Drammatico, Recensione

PAROLE D’AMORE

Titolo OriginaleBee Season
NazioneU.S.A.
Anno Produzione2005
Durata104'
Sceneggiatura
Tratto dadal romanzo di Myla Goldberg
Fotografia

TRAMA

La piccola Eliza partecipa a gare di spelling fino a guadagnarsi la competizione nazionale; il padre è un insegnante di teologia ossessionato dal divino, la madre rimane ostaggio di dolorosi ricordi, il fratello si avvicina ad una strana ragazza.

RECENSIONI

A margine di un abete particolarmente disardono, la coppia McGehee/Siegel perlomeno ci prova; da un romanzo di Myla Goldberg gli autori de I SEGRETI DEL LAGO lanciano uno sguardo languido, tra intenso e lezioso, al retrobottega del miracolo americano raccontandone il sisma, senza alcuna fretta, con maniacale concentrazione sul particolare e la variazione impercettibile.
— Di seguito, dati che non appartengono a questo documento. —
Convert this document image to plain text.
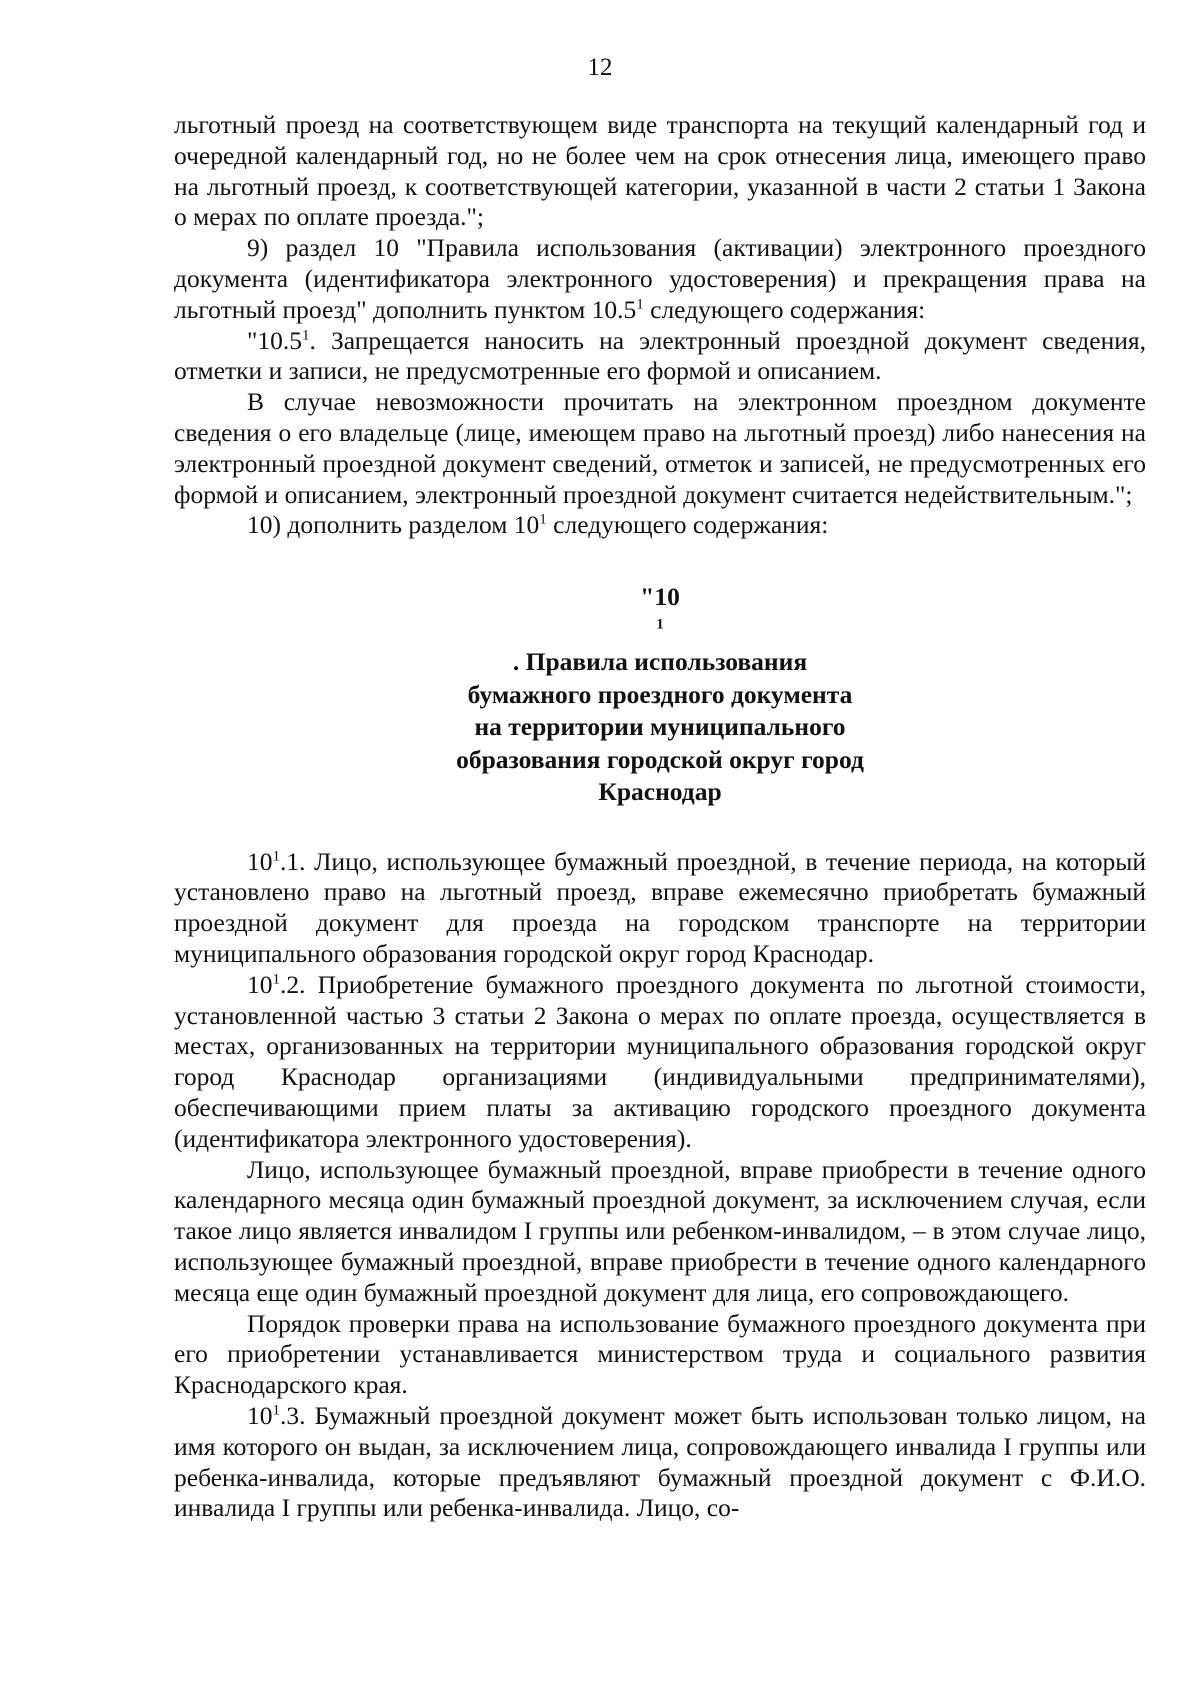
12

льготный проезд на соответствующем виде транспорта на текущий календарный год и очередной календарный год, но не более чем на срок отнесения лица, имеющего право на льготный проезд, к соответствующей категории, указанной в части 2 статьи 1 Закона о мерах по оплате проезда.";

9) раздел 10 "Правила использования (активации) электронного проездного документа (идентификатора электронного удостоверения) и прекращения права на льготный проезд" дополнить пунктом 10.5$^1$ следующего содержания:

"10.5$^1$. Запрещается наносить на электронный проездной документ сведения, отметки и записи, не предусмотренные его формой и описанием.

В случае невозможности прочитать на электронном проездном документе сведения о его владельце (лице, имеющем право на льготный проезд) либо нанесения на электронный проездной документ сведений, отметок и записей, не предусмотренных его формой и описанием, электронный проездной документ считается недействительным.";

10) дополнить разделом $10^1$ следующего содержания:

"10
$^1$
. Правила использования
бумажного проездного документа
на территории муниципального
образования городской округ город
Краснодар

$10^1.1$. Лицо, использующее бумажный проездной, в течение периода, на который установлено право на льготный проезд, вправе ежемесячно приобретать бумажный проездной документ для проезда на городском транспорте на территории муниципального образования городской округ город Краснодар.

$10^1.2$. Приобретение бумажного проездного документа по льготной стоимости, установленной частью 3 статьи 2 Закона о мерах по оплате проезда, осуществляется в местах, организованных на территории муниципального образования городской округ город Краснодар организациями (индивидуальными предпринимателями), обеспечивающими прием платы за активацию городского проездного документа (идентификатора электронного удостоверения).

Лицо, использующее бумажный проездной, вправе приобрести в течение одного календарного месяца один бумажный проездной документ, за исключением случая, если такое лицо является инвалидом I группы или ребенком-инвалидом, – в этом случае лицо, использующее бумажный проездной, вправе приобрести в течение одного календарного месяца еще один бумажный проездной документ для лица, его сопровождающего.

Порядок проверки права на использование бумажного проездного документа при его приобретении устанавливается министерством труда и социального развития Краснодарского края.

$10^1.3$. Бумажный проездной документ может быть использован только лицом, на имя которого он выдан, за исключением лица, сопровождающего инвалида I группы или ребенка-инвалида, которые предъявляют бумажный проездной документ с Ф.И.О. инвалида I группы или ребенка-инвалида. Лицо, со-
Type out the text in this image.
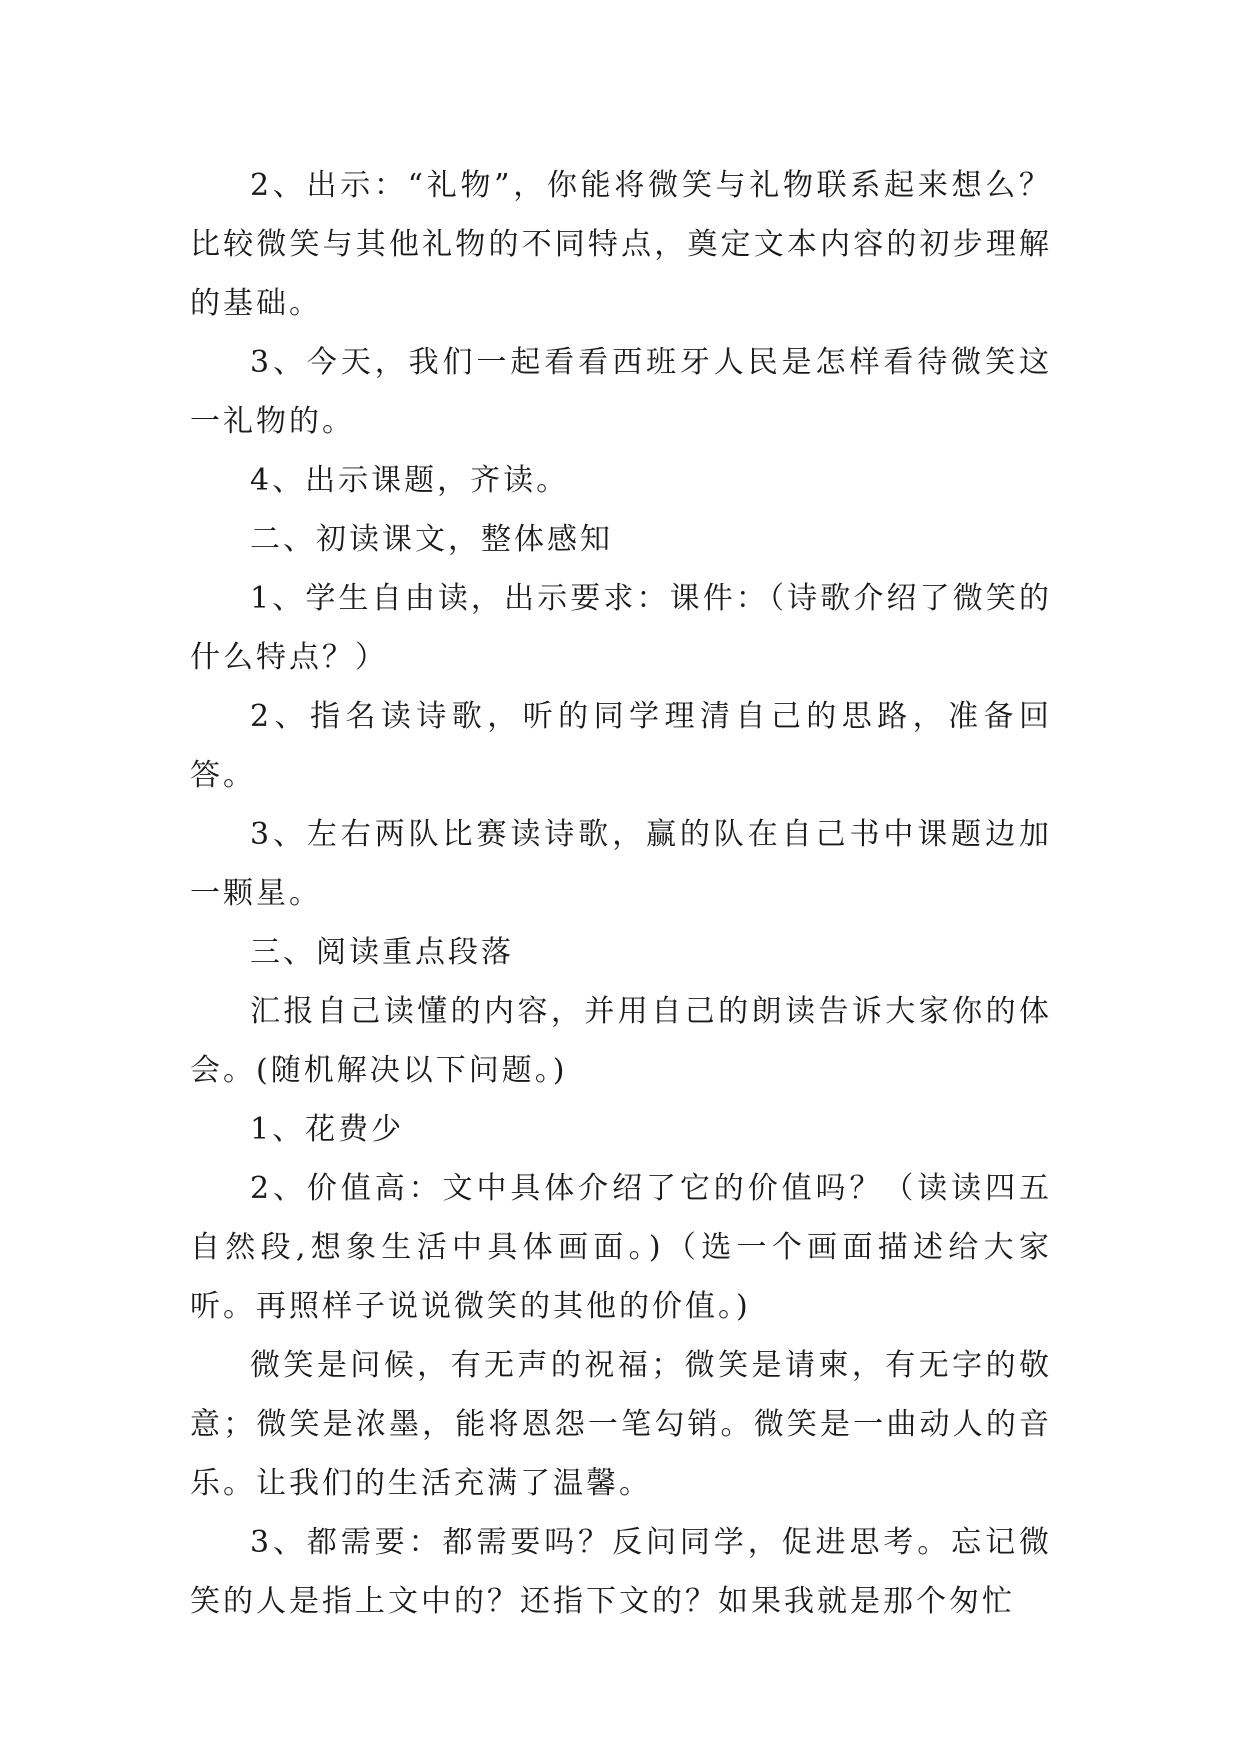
2、出示：“礼物”，你能将微笑与礼物联系起来想么？比较微笑与其他礼物的不同特点，奠定文本内容的初步理解的基础。

3、今天，我们一起看看西班牙人民是怎样看待微笑这一礼物的。

4、出示课题，齐读。

二、初读课文，整体感知

1、学生自由读，出示要求：课件：（诗歌介绍了微笑的什么特点？）

2、指名读诗歌，听的同学理清自己的思路，准备回答。

3、左右两队比赛读诗歌，赢的队在自己书中课题边加一颗星。

三、阅读重点段落

汇报自己读懂的内容，并用自己的朗读告诉大家你的体会。(随机解决以下问题。)

1、花费少

2、价值高：文中具体介绍了它的价值吗？（读读四五自然段,想象生活中具体画面。)（选一个画面描述给大家听。再照样子说说微笑的其他的价值。)

微笑是问候，有无声的祝福；微笑是请柬，有无字的敬意；微笑是浓墨，能将恩怨一笔勾销。微笑是一曲动人的音乐。让我们的生活充满了温馨。

3、都需要：都需要吗？反问同学，促进思考。忘记微笑的人是指上文中的？还指下文的？如果我就是那个匆忙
L’idillio iniziale, il disfarsi dell’alveare ed il suo forzato ricomporsi – secondo un percorso narrativo classico e leggibile – trovano nella loro rappresentazione lo spunto maggiore dell’opera: contro ogni tendenza corrente, sulla debole linea dell’igiene mentale, BEE SEASON tenta un cinema mistico di doppia lettura, passando da una timida spiegazione immediata (sempre netta la concatenazione causa/effetto) alla complessità eterea di una stratificazione potenzialmente infinita (il continuo riferimento al mistico Abulafia). Subito un realismo totale si ramifica sui personaggi – nella lunga prima parte non pare accadere altro dalla nuda azione quotidiana – ma questo è repentinamente attraversato dal lampo fatato, ultraterreno, a creare un contrasto stridente con l’insistita normalità della pacchetto; se durante le gare Eliza si figura mentalmente le parole, dilatandosi come un albero nella scena più coraggiosa del film, l’irrazionale è fido compagno di proiezione, che si spinge all’estremo nella sequenza incredibile (in molti sensi) di Saul che entra nella caverna delle meraviglie della moglie. Malgrado tutto, la zattera perde acqua: nell’alto tentativo di affrancarsi dalla convenzione, parando dove si vuole anche a livello rappresentativo (così da permettersi una pura scena grafica, bellamente antinarrativa, in cui lettere si sovrappongono in un disegno d’incomprensibile coerenza), lo stilema hollywoodiano finisce talvolta per prevalere, esplicitando troppo (la voce off della bimba, a tratti micidiale) sino a sottrarre il sincero misticismo dal patrimonio dell’intuizione, incappando in evidenti errori di scrittura (il morso della mela è reclame da dentifricio), pagando pegno a modelli noiosi (la congiunzione inizio/fine) perdipiù mediamente consolatori. Certo non aiuta il cast adulto: Gere è un poveruomo al capolinea, sbandato come il suo ciuffo ribelle, la Binoche sull’estenuante modalità “buonismo sofferto” prepara una cioccolata da tempo avariata. Flora Cross è meglio di entrambi riuscendo, con primi piani d’inquieto candore, a stemperare qualche clamorosa stecca della sceneggiatura.
Il film è l’esempio più lampante, da molto tempo a questa parte, dei danni incalcolabili del doppiaggio: la gara di spelling, tradizione americana radicata nel territorio, acquista senso nell’idioma anglosassone data la divergenza fonetica tra writing e pronunciation. Tradurre in italiano BEE SEASON (oltre il consueto oltraggio del titolo) e presentarlo così nelle sale evoca una tragica nota di ridicolo involontario, risultando incomprensibile il motivo per cui, nella nostra lingua, bambini non portatori di handicap dovrebbero affrontare lancinanti difficoltà nel compitare il termine “origami”.